November 24, 2022 at 10:22 am #41494
‘Why don’t I keep practicing the breathless absorption?’
yannūnāhaṁ appāṇakaṁyeva jhānaṁ jhāyeyyan’ti.
– Breathless absorption being mentioned here, is this the same as the 4th jhana?
-“appāṇakaṁyeva jhānaṁ” is another name for the 4th jhana?
“So I cut off my breathing through my mouth and nose and ears”
So kho ahaṁ, aggivessana, mukhato ca nāsato ca kaṇṇato ca assāsapassāse uparundhiṁ.
– I see the word “assāsapassāse” here, we know assāsapassāse can have 2 different meanings. The conventional meaning of breathing in and out, and the deeper meaning of taking in the noble 8 fold path and discarding what’s not the noble 8 fold path. From what I can understand of the Pali words in the sentence, I don’t believe assāsapassāse latter meaning fits here, but the conventional meaning of breathing in and out would make more sense to me. But I don’t see the word “assāsapassāse” in that sentence being translated as breathing in and out.
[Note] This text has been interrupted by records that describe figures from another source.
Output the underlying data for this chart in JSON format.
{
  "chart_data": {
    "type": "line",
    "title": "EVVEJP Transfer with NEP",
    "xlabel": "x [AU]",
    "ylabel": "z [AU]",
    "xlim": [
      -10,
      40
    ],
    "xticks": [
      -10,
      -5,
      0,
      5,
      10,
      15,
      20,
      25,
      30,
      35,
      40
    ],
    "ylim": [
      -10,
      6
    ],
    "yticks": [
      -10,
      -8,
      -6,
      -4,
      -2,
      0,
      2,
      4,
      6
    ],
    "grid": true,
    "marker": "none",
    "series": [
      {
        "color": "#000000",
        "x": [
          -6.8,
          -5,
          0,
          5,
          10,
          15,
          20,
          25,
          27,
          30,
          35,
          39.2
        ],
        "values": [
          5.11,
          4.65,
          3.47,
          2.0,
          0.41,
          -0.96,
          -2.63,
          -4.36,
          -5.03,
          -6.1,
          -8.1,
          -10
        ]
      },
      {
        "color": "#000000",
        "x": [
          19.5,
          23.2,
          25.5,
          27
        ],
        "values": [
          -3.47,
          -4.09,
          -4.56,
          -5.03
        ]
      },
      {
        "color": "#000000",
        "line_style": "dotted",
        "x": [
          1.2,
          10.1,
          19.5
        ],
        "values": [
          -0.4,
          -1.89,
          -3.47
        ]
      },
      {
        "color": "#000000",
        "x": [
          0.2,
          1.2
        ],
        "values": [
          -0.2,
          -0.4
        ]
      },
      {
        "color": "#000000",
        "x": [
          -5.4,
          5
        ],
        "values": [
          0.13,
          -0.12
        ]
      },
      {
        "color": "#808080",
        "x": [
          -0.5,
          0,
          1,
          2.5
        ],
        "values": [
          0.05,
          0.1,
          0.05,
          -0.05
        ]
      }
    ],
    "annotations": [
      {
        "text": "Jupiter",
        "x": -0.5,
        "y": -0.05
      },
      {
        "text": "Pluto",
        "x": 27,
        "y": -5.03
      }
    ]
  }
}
– So I’m wondering if “so I cut off my breathing through my mouth and nose and ears” is correct or a good enough translation for “”mukhato ca nāsato ca kaṇṇato ca assāsapassāse uparundhiṁ”? If it is not, can you provide us with another translation?
November 24, 2022 at 11:15 am #41495
Any verse in a sutta needs to be analyzed in context. The above verses refer to when our Bodhisatta went through six years of “unfruitful efforts,” subjecting the body to hardships.
Again, it is a good idea to read a sutta with Plai and English side-by-side (keeping in mind that translations of some verses are incorrect). I am linking to emphasize the above point (“Before my awakening”):
“Mahāsaccaka Sutta (MN 36)”
The translation is correct here:
“So I cut off my breathing through my mouth and nose and ears
So kho ahaṁ, aggivessana, mukhato ca nāsato ca kaṇṇato ca assāsapassāse uparundhiṁ.”
– The Bodhisatta was trying a practice implemented by some ascetics to “remove defilements by subjecting the body to hardships.” “assāsapassāsa” in the above verse DOES refer to “breathing in and out.” He was forcefully stopping breathing in and out. This is why it is CRITICAL to note the context. Read the whole sutta, not just specific verses.
But the translation of the first verse you quoted is INCORRECT:
“‘Why don’t I keep practicing the breathless absorption?’
yannūnāhaṁ appāṇakaṁyeva jhānaṁ jhāyeyyan’ti.”
– Here, “jhānaṁ jhāyeyyan’ti” is INCORRECTLY translated as “breathless absorption.”
– As we have discussed, “jhāyi” means to “burn,” specifically to “burn defilements.” The Bodhisatta thought, “Why don’t I try burning defilements (by stop breathing)”?
– See “Jhāna, Jhāya, and Jhāyi – Different Meanings”
This is why it is dangerous to translate (or read) Pali suttas word-by-word without understanding the context!